1-07-2008
i n f o c h o ri n f o c h o ri n f o c h o ri n f o c h o ri n f o c h o r



Radni oburzeni wynagrodzeniem dyrektora opery


Radni PiS uważają, że Sławomira Pietrasa powinien zastąpić młodszy menedżer.

    Sejmikowi radni PiS mówią stanowczo: dyrektor Sławomir Pietras powinien zakończyć swoją misję w Teatrze Wielkim. Jest kiepskim menedżerem, a frekwencja na niektórych spektaklach nie przekracza 40 procent. Emocje budzą także wynagrodzenia dyrektora i podpisywane przez niego umowy, jak na przykład słynna "Ça Ira". O konflikcie załogi Teatru Wielkiego z dyrektorem Sławomirem Pietrasem piszemy od dwóch tygodni. Za ocenę jego pracy wzięli się także radni sejmiku, sięgając do finansów placówki, która 2007 rok zakończyła stratą w wysokości około 1,7 miliona złotych.

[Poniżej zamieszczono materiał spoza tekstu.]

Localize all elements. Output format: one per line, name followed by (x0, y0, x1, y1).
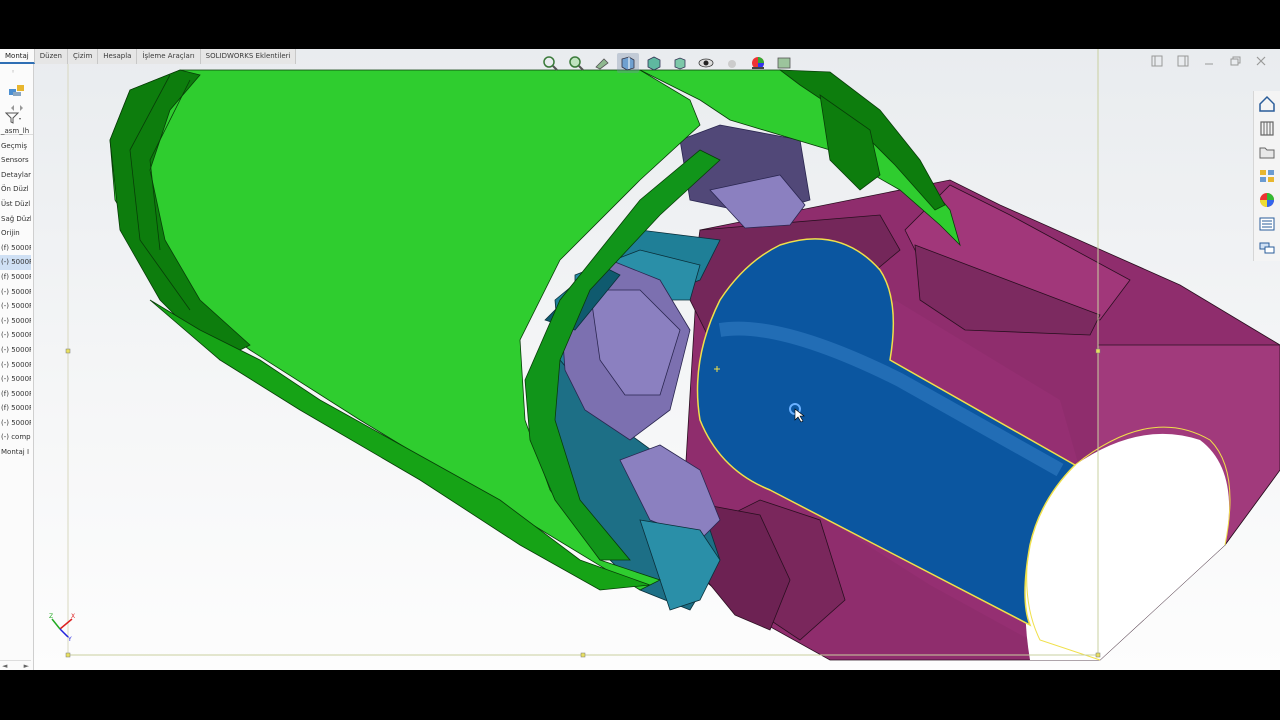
task-pane (1253, 91, 1280, 261)
hide-show-icon[interactable] (695, 53, 717, 73)
tree-item[interactable]: Üst Düzl (0, 197, 31, 212)
section-view-icon[interactable] (617, 53, 639, 73)
zoom-to-fit-icon[interactable] (539, 53, 561, 73)
tab--izim[interactable]: Çizim (68, 49, 99, 64)
restore-icon[interactable] (1228, 55, 1242, 69)
tree-item[interactable]: (-) 5000F (0, 285, 31, 300)
tree-item[interactable]: (f) 5000F (0, 387, 31, 402)
tree-item[interactable]: (-) 5000F (0, 328, 31, 343)
feature-manager-panel: ◦ _asm_lh Geçmiş Sensors Detaylar Ön Düzl Üst… (0, 64, 34, 670)
reference-triad: X Z Y (48, 611, 78, 645)
tree-item[interactable]: (-) comp (0, 430, 31, 445)
tab-montaj[interactable]: Montaj (0, 49, 35, 64)
tab-solidworks-eklentileri[interactable]: SOLIDWORKS Eklentileri (200, 49, 297, 64)
scroll-left-icon[interactable]: ◄ (2, 661, 7, 670)
tree-item[interactable]: Montaj I (0, 445, 31, 460)
design-library-icon[interactable] (1255, 117, 1279, 139)
triad-x-label: X (71, 613, 75, 620)
tile-icon[interactable] (1150, 55, 1164, 69)
tree-item[interactable]: (-) 5000F (0, 314, 31, 329)
triad-y-label: Y (67, 636, 72, 641)
tree-item[interactable]: (f) 5000F (0, 270, 31, 285)
view-orientation-icon[interactable] (643, 53, 665, 73)
new-window-icon[interactable] (1176, 55, 1190, 69)
close-icon[interactable] (1254, 55, 1268, 69)
solidworks-window: Montaj Düzen Çizim Hesapla İşleme Araçları SO… (0, 49, 1280, 670)
tree-item[interactable]: (-) 5000F (0, 372, 31, 387)
appearances-icon[interactable] (1255, 189, 1279, 211)
collapse-icon[interactable]: ◦ (11, 68, 15, 76)
tree-item[interactable]: Sağ Düzl (0, 212, 31, 227)
tree-horizontal-scrollbar[interactable]: ◄ ► (0, 660, 31, 670)
apply-scene-icon[interactable] (747, 53, 769, 73)
tree-item[interactable]: Detaylar (0, 168, 31, 183)
tree-item[interactable]: (f) 5000F (0, 241, 31, 256)
tree-item[interactable]: Sensors (0, 153, 31, 168)
zoom-area-icon[interactable] (565, 53, 587, 73)
minimize-icon[interactable] (1202, 55, 1216, 69)
tree-item[interactable]: (f) 5000F (0, 401, 31, 416)
tab-i-leme-ara-lar-[interactable]: İşleme Araçları (137, 49, 201, 64)
edit-appearance-icon[interactable] (721, 53, 743, 73)
triad-z-label: Z (49, 613, 53, 620)
tree-item[interactable]: (-) 5000F (0, 358, 31, 373)
previous-view-icon[interactable] (591, 53, 613, 73)
tree-item[interactable]: (-) 5000F (0, 255, 31, 270)
feature-tree: _asm_lh Geçmiş Sensors Detaylar Ön Düzl Üst D… (0, 124, 31, 460)
custom-properties-icon[interactable] (1255, 213, 1279, 235)
view-palette-icon[interactable] (1255, 165, 1279, 187)
heads-up-view-toolbar (539, 53, 795, 75)
file-explorer-icon[interactable] (1255, 141, 1279, 163)
tree-item[interactable]: _asm_lh (0, 124, 31, 139)
document-window-controls (1150, 55, 1268, 69)
tree-item[interactable]: (-) 5000F (0, 299, 31, 314)
command-manager-tabs: Montaj Düzen Çizim Hesapla İşleme Araçları SO… (0, 49, 297, 64)
tab-hesapla[interactable]: Hesapla (98, 49, 138, 64)
forum-icon[interactable] (1255, 237, 1279, 259)
display-style-icon[interactable] (669, 53, 691, 73)
home-icon[interactable] (1255, 93, 1279, 115)
graphics-area[interactable]: X Z Y (34, 49, 1280, 670)
tree-item[interactable]: Geçmiş (0, 139, 31, 154)
tab-d-zen[interactable]: Düzen (34, 49, 68, 64)
tree-item[interactable]: Orijin (0, 226, 31, 241)
tree-item[interactable]: Ön Düzl (0, 182, 31, 197)
scroll-right-icon[interactable]: ► (24, 661, 29, 670)
view-settings-icon[interactable] (773, 53, 795, 73)
tree-item[interactable]: (-) 5000F (0, 416, 31, 431)
tree-item[interactable]: (-) 5000F (0, 343, 31, 358)
assembly-section-view[interactable] (34, 49, 1280, 670)
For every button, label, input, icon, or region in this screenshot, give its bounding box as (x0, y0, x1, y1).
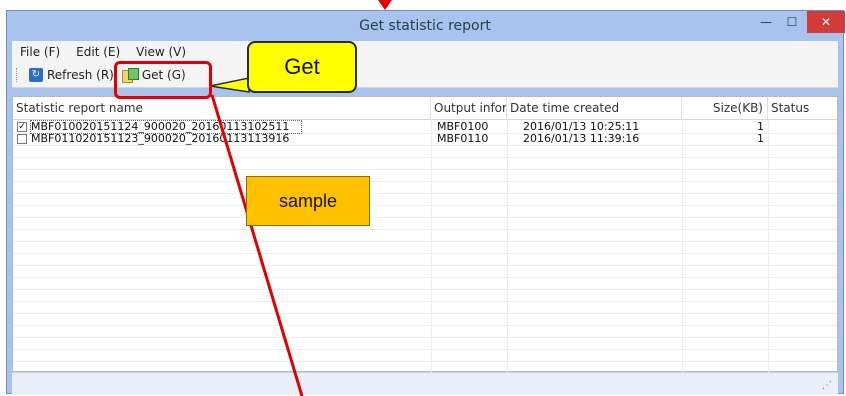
row-gridline (13, 349, 837, 350)
status-bar: ⋰ (12, 372, 838, 395)
pointer-arrow-icon (378, 0, 392, 10)
size-cell: 1 (757, 133, 764, 145)
row-gridline (13, 277, 837, 278)
column-header-status[interactable]: Status (768, 97, 839, 119)
status-cell (773, 121, 833, 133)
date-created-cell: 2016/01/13 10:25:11 (523, 121, 640, 133)
refresh-button[interactable]: ↻ Refresh (R) (25, 65, 118, 85)
resize-grip-icon[interactable]: ⋰ (822, 380, 832, 391)
close-button[interactable]: ✕ (807, 11, 845, 33)
row-gridline (13, 253, 837, 254)
output-info-cell: MBF0100 (437, 121, 489, 133)
refresh-icon: ↻ (29, 68, 43, 82)
row-checkbox[interactable] (17, 134, 27, 144)
report-list[interactable]: Statistic report name Output infor... Da… (12, 96, 838, 373)
row-checkbox[interactable]: ✓ (17, 122, 27, 132)
menu-file[interactable]: File (F) (12, 45, 68, 59)
output-info-cell: MBF0110 (437, 133, 489, 145)
column-header-date-created[interactable]: Date time created (507, 97, 682, 119)
row-gridline (13, 145, 837, 146)
date-created-cell: 2016/01/13 11:39:16 (523, 133, 640, 145)
menu-view[interactable]: View (V) (128, 45, 194, 59)
column-header-report-name[interactable]: Statistic report name (13, 97, 431, 119)
minimize-button[interactable]: — (753, 11, 779, 33)
window-title: Get statistic report (359, 18, 491, 34)
row-gridline (13, 229, 837, 230)
menu-bar: File (F) Edit (E) View (V) (12, 41, 838, 63)
column-header-output-info[interactable]: Output infor... (431, 97, 507, 119)
row-gridline (13, 193, 837, 194)
status-cell (773, 133, 833, 145)
row-gridline (13, 181, 837, 182)
report-name-cell: MBF010020151124_900020_20160113102511 (30, 120, 302, 134)
menu-edit[interactable]: Edit (E) (68, 45, 128, 59)
list-header: Statistic report name Output infor... Da… (13, 97, 837, 120)
row-gridline (13, 289, 837, 290)
table-row[interactable]: MBF011020151123_900020_20160113113916 MB… (13, 133, 837, 145)
row-gridline (13, 169, 837, 170)
row-gridline (13, 313, 837, 314)
row-gridline (13, 205, 837, 206)
row-gridline (13, 265, 837, 266)
maximize-button[interactable]: ☐ (779, 11, 805, 33)
row-gridline (13, 301, 837, 302)
report-name-cell: MBF011020151123_900020_20160113113916 (31, 133, 290, 145)
refresh-label: Refresh (R) (47, 68, 114, 82)
row-gridline (13, 241, 837, 242)
row-gridline (13, 325, 837, 326)
get-button-highlight (114, 61, 212, 99)
title-bar[interactable]: Get statistic report — ☐ ✕ (7, 11, 845, 41)
column-header-size[interactable]: Size(KB) (682, 97, 768, 119)
row-gridline (13, 361, 837, 362)
get-callout: Get (247, 41, 357, 93)
size-cell: 1 (757, 121, 764, 133)
sample-label: sample (246, 176, 370, 226)
table-row[interactable]: ✓ MBF010020151124_900020_20160113102511 … (13, 120, 837, 134)
row-gridline (13, 157, 837, 158)
row-gridline (13, 217, 837, 218)
row-gridline (13, 337, 837, 338)
toolbar-grip[interactable] (16, 68, 21, 82)
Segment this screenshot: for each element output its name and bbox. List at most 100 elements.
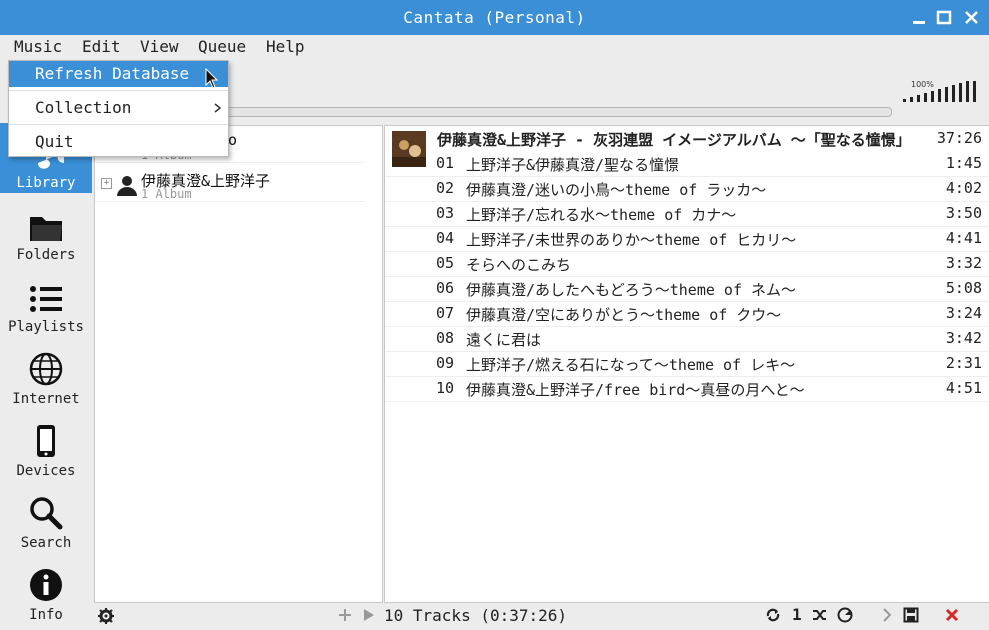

- Od dawna sygnalizowaliśmy, że w Teatrze Wielkim jest problem. Nie ma tu wybitnych głosów, zwłaszcza tenorów i sopranów, a końcowy efekt premierowych spektakli jest daleki od oczekiwań. Frekwencja spada drastycznie, a dyrektora artystycznego nie ma - wylicza radna Elżbieta Barys z sejmikowej komisji kultury i dodaje: - Dyrektor chyba sam przekonał się, że już sobie nie radzi i oddał się do dyspozycji marszałka. Potem się z tego wycofał, co pokazuje jego niekonsekwencję. Najwyższy czas na zmiany.

Radni PiS wzięli pod lupę finanse opery. Największe emocje budzą wynagrodzenia dyrektora. Na konferencji padła kwota 440.000 złotych za rok pracy, ale według opublikowanych w BIP oświadczeń majątkowych Sławomir Pietras zarobił łącznie przez dwa lata około 509.000 złotych. To jednak nie jedyne wyliczenia radnych opozycji. Kontrowersje budzi na przykład kosztorys przygotowania warsztatów operowych, za co dyrektor wziął 15.000 złotych (plus 1500 złotych za każdy występ podczas tychże warsztatów). Tyle samo brał za koncert były już dyrektor Filharmonii Poznańskiej Grzegorz Nowak, którego wysokie honoraria stały się przyczyną odwołania.